Ces 10 cm appartiennent toujours à votre voisin, à moins de démontrer que vous avez depuis plus de 30 ans utilisé « en bon père de famille » cette bande de terre et que vous en avez assuré l’entretien, le tout en étant de bonne foi. Votre voisin devra apporter la preuve qu’il est bien le propriétaire de ce bien (bornage, acte de propriété…), si de votre côté vous revendiquez la prescription acquisitive. Un conseil, implantez vos clôtures en limite séparative pour ne pas laisser un bout de terrain qui risque devenir une friche entre deux clôtures.

02. Le bornage

Terrasses, pergolas :
Concernant la construction de terrasses, dans quels cas faut-il demander une autorisation ?
Les terrasses de plain-pied sont dispensées d’autorisation.

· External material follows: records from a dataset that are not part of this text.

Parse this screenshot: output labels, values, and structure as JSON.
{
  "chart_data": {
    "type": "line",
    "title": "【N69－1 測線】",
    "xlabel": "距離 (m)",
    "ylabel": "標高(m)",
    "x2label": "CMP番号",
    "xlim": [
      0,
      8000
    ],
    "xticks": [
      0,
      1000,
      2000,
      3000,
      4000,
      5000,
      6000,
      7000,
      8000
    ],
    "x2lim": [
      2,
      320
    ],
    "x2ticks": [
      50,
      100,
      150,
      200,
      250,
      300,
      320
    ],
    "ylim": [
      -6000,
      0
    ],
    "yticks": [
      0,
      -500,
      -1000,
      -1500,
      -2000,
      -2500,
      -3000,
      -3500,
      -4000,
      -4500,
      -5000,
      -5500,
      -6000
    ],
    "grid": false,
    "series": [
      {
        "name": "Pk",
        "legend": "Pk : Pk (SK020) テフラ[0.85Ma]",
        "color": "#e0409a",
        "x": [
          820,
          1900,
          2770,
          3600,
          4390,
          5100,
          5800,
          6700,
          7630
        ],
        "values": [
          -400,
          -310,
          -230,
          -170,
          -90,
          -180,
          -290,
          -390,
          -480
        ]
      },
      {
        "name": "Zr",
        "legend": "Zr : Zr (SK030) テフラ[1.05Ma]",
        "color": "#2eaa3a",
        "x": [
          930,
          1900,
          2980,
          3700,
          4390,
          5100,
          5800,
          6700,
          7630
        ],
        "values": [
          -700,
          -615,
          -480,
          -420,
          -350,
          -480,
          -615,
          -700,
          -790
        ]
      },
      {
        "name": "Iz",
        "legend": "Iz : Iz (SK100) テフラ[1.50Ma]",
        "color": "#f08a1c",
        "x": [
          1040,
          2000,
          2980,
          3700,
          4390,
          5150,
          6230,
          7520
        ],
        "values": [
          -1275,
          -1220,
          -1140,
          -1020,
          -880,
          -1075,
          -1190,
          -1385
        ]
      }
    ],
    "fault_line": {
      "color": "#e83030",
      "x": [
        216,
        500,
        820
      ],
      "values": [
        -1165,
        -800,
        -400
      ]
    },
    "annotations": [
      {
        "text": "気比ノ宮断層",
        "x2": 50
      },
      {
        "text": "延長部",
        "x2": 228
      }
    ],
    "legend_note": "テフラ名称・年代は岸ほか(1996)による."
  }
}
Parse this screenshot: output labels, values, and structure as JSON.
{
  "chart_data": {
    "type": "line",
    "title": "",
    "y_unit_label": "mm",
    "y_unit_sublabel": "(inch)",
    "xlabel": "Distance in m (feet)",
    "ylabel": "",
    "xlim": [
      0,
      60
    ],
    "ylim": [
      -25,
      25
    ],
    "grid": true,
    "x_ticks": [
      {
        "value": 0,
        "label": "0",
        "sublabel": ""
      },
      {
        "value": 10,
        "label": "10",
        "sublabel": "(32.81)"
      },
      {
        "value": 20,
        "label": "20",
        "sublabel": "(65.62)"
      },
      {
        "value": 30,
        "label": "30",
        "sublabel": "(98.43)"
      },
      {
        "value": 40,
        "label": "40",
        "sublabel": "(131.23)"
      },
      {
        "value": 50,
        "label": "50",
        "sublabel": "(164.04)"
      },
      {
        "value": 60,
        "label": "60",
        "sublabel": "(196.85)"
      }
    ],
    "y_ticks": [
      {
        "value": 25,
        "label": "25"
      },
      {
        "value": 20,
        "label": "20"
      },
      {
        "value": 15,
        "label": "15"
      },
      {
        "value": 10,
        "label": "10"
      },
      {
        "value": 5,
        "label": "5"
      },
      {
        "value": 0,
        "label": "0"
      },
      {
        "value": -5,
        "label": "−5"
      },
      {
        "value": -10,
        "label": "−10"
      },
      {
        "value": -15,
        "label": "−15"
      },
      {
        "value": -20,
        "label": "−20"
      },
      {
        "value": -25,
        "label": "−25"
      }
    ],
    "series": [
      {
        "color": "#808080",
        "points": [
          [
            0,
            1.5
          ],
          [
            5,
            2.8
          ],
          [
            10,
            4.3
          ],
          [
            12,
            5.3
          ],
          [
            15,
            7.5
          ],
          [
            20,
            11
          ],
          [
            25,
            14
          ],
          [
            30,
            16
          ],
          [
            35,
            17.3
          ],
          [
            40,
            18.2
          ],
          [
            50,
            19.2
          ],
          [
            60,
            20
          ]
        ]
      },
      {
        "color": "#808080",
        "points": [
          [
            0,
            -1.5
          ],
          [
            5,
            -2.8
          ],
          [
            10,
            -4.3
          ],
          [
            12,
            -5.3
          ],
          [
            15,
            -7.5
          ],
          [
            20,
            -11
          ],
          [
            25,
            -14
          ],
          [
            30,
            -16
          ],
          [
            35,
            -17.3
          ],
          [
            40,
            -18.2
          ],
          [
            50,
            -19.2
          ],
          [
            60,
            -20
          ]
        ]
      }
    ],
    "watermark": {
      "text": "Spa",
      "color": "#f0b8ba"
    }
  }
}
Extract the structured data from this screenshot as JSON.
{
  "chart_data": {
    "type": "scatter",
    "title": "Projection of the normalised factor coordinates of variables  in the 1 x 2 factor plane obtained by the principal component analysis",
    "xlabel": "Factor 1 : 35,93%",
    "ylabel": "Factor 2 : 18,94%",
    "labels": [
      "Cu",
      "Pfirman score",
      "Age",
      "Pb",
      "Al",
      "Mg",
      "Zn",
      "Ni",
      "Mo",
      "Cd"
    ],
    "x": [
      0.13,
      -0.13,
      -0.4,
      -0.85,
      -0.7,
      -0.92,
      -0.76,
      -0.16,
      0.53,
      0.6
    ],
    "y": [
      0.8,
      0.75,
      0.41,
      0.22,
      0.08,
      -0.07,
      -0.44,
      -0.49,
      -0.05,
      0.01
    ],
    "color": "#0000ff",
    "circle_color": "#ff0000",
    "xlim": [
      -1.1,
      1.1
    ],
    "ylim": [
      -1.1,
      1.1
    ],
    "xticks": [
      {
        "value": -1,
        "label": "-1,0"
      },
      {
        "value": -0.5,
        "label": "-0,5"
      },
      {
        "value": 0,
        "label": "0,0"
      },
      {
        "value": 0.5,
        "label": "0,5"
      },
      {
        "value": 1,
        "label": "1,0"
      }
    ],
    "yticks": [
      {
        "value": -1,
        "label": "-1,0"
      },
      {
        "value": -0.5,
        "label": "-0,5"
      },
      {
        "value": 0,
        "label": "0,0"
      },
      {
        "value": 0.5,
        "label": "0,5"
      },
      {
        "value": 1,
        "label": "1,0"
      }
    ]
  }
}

Je veux faire une pergola, quelle autorisation ?
Si celle-ci fait moins de 20 m² d’emprise au sol, ce sera une déclaration préalable. Même non close, une construction génère de l’emprise au sol dès lors qu’elle est couverte. Si elle est entièrement close, elle sera assujettie à la taxe d’aménagement (voir la fiche B 21). Dans le cas où la pergola n’a pas d’élément permettant d’assurer le clos et couvert, il faudra néanmoins déposer une déclaration préalable pour modification de l’aspect extérieur de la façade. Et ce quel que soit la façade (sur l’arrière ou sur rue).

 

BON A SAVOIR :
La construction d’une annexe (garage, atelier, local technique…) est soumise à autorisation dès lors qu’elle va dépasser 5m² de surface de plancher ou d’emprise au sol. Il faudra donc respecter le règlement du PLU et plus particulièrement son article 9 qui détermine les droits à construire sur le terrain. Pour les piscines et pour savoir si vous devez déposer un permis ou une déclaration préalable : se référer aux fiches 7, 10 et 13 que vous trouverez sur ce site :   http://www.cauegironde.com/conseil-aux-particuliers/fiches-pratiques/les-autorisations-durbanisme/
Vous devez également respecter le règlement sanitaire départemental, suivant votre situation géographique les législations liées à l’environnement, protections patrimoniales, loi littoral…. Et le code civil.
Le mobilier, les nains de jardins, les objets décoratifs ne sont soumis à aucune autorisation. Les terrasse de plain-pied ne sont soumises à aucune autorisation et ne sont pas constitutives d’emprise au sol.
Pour un barbecue, il faudra en plus des règles d’implantations prescrites par le PLU, faire attention aux éventuelles nuisances qui peuvent être générées par l’utilisation du barbecue (odeurs, fumées…) ; elles ne doivent pas procurer de trouble excessif de voisinage. Ceci-dit, la présence et l’utilisation normale d’un barbecue en zone urbaine ou péri urbaine, à l’heure du déjeuner ou du dîner ne sauraient être considérées comme un trouble excédant les inconvénients normaux de la vie en société, sauf à en démontrer un usage immodéré ou animé de l’intention de nuire. Or, tel n’est pas le cas en l’espèce et ce d’autant plus que les émanations de fumées sont par hypothèse, temporaires, ponctuelles et que les vents ne soufflent pas toujours dans la même direction. Pour la piscine qui va se retrouver trop près de la limite séparative et dont les installations techniques peuvent être source de nuisance, le voisin pourra évoquer les troubles de voisinage.
Enfin, aménager un bassin dans son jardin est aussi possible sans autorisation, de même pour les piscines non couvertes de moins de 10 m².